Following the fatal violence inflicted upon protesting students, two films, the last to appear in Coconut Head Generation, are screened as a double bill; Med Hondo’s West Indies (1979) and John Akomfrah’s Handsworth Songs (1986). The latter, about civil unrest in response to racialised police and wider state violence in the Midlands during the 1980s, was chosen, in the words of one organising member to “depict exactly what happened during #EndSARS.” Towards the end of Handsworth Songs, a young man expressing his anger on Broadwater Farm is warned: “you will provoke the paramilitary action unknown in mainland Britain.” These words demonstrate the argument that police tactics have historically been reserved for, and refined in, the colonies, with the post-independence period seeing them pursue the (descendants of) colonial subjects who have migrated to the metropole, while being inherited in situ by nascent ‘post-colonial’ states, as demonstrated quite plainly by the actions of the Nigerian police. At another point in Handsworth Songs, we hear that “There are no stories in the riots, only the ghosts of other stories.” Britain’s relationship to Nigeria began with colonial-conquest-disguised-as-abolitionism in the early 1800s, and continues with the very recent supply of funding, arms, and training to the now disgraced and disbanded SARS unit. As Coconut Head Generation crosses the Atlantic to materialise in Britain, it encounters many of the ghosts of stories manifest in the #EndSARS protest movement; thus we should not view the film and its subject matter as the concern of a far flung corrupt African state, but rather as a domestically implicated and germane one. If its origins and real-world implications are relevant to a British audience, so too are its methods of organising, and Kassanda’s documentation of the Thursday Film Series in Coconut Head Generation reminds us that film exhibition, as an exercise in communal organising and exchange, particularly in relation to that which makes us most uncomfortable, is one of them.
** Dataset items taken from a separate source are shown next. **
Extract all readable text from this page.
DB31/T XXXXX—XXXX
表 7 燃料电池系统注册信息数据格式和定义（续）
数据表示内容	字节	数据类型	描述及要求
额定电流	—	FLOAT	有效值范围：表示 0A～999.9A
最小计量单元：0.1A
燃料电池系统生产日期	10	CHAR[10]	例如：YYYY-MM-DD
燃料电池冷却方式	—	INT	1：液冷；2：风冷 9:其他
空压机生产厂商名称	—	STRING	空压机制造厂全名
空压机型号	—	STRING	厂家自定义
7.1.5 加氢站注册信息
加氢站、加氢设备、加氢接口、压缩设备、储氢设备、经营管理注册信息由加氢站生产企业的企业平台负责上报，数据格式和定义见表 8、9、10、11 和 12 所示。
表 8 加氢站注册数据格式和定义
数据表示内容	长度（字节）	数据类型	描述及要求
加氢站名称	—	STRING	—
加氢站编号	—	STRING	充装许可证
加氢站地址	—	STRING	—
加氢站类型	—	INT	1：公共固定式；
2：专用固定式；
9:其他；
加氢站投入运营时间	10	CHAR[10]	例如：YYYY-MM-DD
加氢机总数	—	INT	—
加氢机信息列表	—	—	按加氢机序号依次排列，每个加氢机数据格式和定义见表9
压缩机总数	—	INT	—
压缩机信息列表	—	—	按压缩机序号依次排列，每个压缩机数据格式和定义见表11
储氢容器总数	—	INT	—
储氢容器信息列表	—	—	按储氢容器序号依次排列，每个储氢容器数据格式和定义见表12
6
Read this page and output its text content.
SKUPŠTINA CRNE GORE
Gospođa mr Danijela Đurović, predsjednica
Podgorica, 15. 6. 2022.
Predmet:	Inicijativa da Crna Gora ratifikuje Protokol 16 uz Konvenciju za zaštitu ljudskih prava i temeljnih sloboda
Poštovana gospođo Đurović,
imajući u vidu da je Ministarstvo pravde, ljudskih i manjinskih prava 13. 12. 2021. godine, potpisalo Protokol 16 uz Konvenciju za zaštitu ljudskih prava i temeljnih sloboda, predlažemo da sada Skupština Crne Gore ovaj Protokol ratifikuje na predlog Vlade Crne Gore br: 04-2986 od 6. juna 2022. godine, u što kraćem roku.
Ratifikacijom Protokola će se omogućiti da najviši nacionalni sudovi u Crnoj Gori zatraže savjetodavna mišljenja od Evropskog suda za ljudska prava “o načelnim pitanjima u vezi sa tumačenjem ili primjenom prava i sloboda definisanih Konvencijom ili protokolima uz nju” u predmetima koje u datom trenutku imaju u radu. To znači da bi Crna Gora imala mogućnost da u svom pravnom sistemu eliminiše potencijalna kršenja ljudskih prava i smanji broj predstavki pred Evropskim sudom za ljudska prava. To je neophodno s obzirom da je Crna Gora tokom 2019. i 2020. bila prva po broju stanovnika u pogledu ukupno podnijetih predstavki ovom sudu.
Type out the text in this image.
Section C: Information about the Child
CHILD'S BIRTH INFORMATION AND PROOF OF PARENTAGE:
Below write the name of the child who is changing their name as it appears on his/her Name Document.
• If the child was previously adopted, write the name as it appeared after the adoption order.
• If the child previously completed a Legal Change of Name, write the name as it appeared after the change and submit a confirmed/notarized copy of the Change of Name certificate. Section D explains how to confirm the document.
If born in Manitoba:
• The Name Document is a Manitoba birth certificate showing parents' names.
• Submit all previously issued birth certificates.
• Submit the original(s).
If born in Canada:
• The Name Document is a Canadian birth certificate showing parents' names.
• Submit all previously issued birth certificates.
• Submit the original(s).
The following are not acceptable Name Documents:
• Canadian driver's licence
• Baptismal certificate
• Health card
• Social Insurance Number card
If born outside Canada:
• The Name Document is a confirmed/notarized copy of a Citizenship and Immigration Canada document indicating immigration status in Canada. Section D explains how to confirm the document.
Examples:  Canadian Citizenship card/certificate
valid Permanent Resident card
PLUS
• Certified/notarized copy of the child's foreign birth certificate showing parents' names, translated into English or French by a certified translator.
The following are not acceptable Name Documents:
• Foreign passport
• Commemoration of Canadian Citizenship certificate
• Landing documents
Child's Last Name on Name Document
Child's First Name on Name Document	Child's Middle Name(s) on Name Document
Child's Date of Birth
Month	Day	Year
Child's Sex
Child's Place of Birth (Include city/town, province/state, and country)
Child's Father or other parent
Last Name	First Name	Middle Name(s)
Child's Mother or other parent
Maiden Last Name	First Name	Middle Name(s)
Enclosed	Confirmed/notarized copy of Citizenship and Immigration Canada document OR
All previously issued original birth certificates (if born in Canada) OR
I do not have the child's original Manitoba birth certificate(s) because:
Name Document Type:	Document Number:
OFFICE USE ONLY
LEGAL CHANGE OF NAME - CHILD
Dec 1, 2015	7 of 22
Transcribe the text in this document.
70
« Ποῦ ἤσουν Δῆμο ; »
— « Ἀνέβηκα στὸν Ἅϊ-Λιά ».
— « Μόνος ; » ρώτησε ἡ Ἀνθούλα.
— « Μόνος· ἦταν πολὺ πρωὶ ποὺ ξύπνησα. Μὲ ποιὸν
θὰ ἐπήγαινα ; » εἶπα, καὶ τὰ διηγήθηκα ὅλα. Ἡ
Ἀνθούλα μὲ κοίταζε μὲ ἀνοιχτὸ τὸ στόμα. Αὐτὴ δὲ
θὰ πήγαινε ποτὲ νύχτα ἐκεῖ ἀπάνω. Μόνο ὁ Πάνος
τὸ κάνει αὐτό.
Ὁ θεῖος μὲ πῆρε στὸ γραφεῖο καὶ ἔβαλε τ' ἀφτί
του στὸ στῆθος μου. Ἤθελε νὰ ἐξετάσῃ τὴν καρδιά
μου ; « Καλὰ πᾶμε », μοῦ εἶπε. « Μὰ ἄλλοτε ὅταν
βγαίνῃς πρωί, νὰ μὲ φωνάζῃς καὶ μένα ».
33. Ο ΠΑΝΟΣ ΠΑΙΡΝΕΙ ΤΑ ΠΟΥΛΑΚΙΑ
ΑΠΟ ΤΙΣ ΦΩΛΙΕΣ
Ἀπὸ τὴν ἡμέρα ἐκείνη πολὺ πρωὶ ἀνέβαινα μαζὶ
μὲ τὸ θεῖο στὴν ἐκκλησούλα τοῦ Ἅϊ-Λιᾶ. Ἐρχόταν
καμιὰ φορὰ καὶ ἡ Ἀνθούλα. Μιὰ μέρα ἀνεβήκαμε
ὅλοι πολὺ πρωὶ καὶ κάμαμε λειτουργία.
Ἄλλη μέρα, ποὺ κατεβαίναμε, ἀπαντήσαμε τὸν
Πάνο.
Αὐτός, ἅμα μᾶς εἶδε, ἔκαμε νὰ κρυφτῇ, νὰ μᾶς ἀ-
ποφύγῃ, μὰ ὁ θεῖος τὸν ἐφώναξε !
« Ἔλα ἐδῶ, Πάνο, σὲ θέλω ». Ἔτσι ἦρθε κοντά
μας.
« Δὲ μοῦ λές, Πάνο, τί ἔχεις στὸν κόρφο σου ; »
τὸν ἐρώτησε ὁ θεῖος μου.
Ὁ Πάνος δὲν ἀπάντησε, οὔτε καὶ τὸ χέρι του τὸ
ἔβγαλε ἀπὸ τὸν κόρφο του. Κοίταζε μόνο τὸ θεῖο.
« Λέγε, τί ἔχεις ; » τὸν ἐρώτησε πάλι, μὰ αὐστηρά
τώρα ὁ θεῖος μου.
Abiba Coulibaly is a film programmer with a background in critical geography, interested in the intersection of ethics and aesthetics. She is the founder of Brixton Community Cinema, and pre-selects for Open City Documentary Film Festival and Festival Ciné-Palestine.

This text was commissioned by Open City Documentary Festival to accompany the screening of Coconut Head Generation at Bertha DocHouse, 11 September 2023.